While lenders are always interested in lending money and finding new clients to lend to, they are also always looking to reduce the risk associated with lending. Credit scores are one of the most used and most convenient ways to assess this risk. There are of course many other ways to evaluate the risk of lending, including but not limited to credit history, income, overall financial health and the bankruptcy score.
The average Canadian typically has never heard of the bankruptcy score, it’s a little known form of risk evaluation and assesses your overall creditworthiness.
Learn more about bankruptcy in Canada here.
How does it work?
Your bankruptcy score evaluates the probability of you needing to file for bankruptcy within a specific amount of time, typically a 24 month period. This affects your creditworthiness because people who have a high risk of potentially needing to file for bankruptcy are less desirable candidates for loans.
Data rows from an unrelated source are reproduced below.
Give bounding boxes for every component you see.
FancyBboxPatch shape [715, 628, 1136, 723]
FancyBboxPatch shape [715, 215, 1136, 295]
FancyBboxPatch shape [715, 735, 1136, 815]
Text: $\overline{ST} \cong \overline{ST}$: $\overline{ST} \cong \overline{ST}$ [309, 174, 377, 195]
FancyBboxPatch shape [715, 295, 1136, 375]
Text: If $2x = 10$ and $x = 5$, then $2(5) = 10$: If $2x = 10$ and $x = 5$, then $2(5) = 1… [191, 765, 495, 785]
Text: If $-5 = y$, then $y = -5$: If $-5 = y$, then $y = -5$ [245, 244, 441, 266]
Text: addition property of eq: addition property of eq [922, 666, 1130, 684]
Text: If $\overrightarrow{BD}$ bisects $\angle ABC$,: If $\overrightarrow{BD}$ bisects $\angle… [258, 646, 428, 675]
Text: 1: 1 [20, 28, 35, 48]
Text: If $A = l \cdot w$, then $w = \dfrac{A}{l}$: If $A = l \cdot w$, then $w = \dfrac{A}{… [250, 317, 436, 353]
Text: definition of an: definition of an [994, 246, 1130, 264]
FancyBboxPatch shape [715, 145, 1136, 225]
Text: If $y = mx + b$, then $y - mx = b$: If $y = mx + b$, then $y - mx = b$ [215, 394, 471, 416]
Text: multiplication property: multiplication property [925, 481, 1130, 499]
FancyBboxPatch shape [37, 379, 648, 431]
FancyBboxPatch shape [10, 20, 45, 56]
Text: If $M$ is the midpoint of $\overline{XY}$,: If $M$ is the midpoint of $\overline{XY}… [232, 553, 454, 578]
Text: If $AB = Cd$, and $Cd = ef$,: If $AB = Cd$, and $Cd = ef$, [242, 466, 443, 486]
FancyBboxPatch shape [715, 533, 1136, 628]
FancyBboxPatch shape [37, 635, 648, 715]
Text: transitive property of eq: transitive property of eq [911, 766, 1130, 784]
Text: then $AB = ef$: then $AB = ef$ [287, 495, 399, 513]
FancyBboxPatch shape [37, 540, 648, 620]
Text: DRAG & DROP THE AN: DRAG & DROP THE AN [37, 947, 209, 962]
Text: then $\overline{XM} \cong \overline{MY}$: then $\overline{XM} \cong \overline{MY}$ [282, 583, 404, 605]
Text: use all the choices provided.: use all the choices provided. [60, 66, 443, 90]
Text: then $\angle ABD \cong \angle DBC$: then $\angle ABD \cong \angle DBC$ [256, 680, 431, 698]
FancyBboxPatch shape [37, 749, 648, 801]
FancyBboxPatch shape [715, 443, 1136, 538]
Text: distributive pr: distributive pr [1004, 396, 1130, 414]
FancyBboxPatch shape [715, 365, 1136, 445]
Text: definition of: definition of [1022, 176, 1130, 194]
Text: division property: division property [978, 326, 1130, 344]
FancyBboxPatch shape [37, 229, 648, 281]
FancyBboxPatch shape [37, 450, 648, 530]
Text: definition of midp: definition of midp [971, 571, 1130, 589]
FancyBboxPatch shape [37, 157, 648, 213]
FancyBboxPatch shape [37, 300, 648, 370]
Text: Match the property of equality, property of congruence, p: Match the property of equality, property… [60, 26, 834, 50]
When you file for bankruptcy, your lenders will need to absorb the losses associated with your unpaid loans. A bankruptcy score allows your potential lenders to evaluate the risk that any loan they give you will end up completely uncollectible.
The bankruptcy score is often described as secretive as you’re unable to purchase your bankruptcy score like you can with a credit score. A bankruptcy score is meant specifically for use by lenders. There are no specific rules for how lenders must calculate a bankruptcy score. For some lenders, the higher the bankruptcy score the better, and for others the lower the bankruptcy score the better.
Is it similar to a credit score?
Yes and no. Both a credit score and a bankruptcy score allow a potential borrower to assess your creditworthiness, but after this similarity they are in fact quite different. You want your credit score to be high in order to qualify for the loan you need and the interest rate you want. While on the other hand you probably have no idea what your bankruptcy score is.
Someone who has a high risk of filing for bankruptcy could have a good credit score. Bankruptcy scores and credit scores each assess a different type of risk; this is why both are necessary for a lender to properly evaluate a potential new borrower.
Typically a person who is on the verge of needing to file for bankruptcy will communicate certain credit behaviours. Here are a few of the factors what affect how a bankruptcy score is calculated:
- An increase in the amount of credit a consumer is using.
- A lot of new loans, credit cards and payday loans.
- Carry a heavy debt burden are a long period of time.
- When it’s obvious that a consumer is living off their credit cards.
Please keep in mind that these are general guide lines and that most lenders have their own specific ways of calculating and using a bankruptcy score.
Click here for all the information you need on credit scores in Canada.
How to Improve Your Bankruptcy Score
Since bankruptcy scores are so secretive and there aren’t any hard and fast rules, it’s relatively hard to say how someone can work towards improving their score. But generally speaking, if you’re being turned down for a loan because you have a bad bankruptcy score, you need to work on your overall financial health.
This can be done by putting into action many of the same changes you would make if you were trying to improve your credit score.
- Work to pay off the majority of your debts.
- Always pay your bills on time and in full.
- Continue to responsibly y use some of your credit.
- Finally, pay particular attention to how much of your available credit you’re using. Several maxed out credit cards are definitely a red flag that all lenders look for.
Dealing with Debt
If you truly need to file for bankruptcy you should not hesitate to seek the advice and help of a professional Licensed Insolvency Trustee. They can provide you with the counselling you need to make sure you deal with your debt issues. This way you can start working toward improving both your credit score and bankruptcy score and create a better financial future for yourself.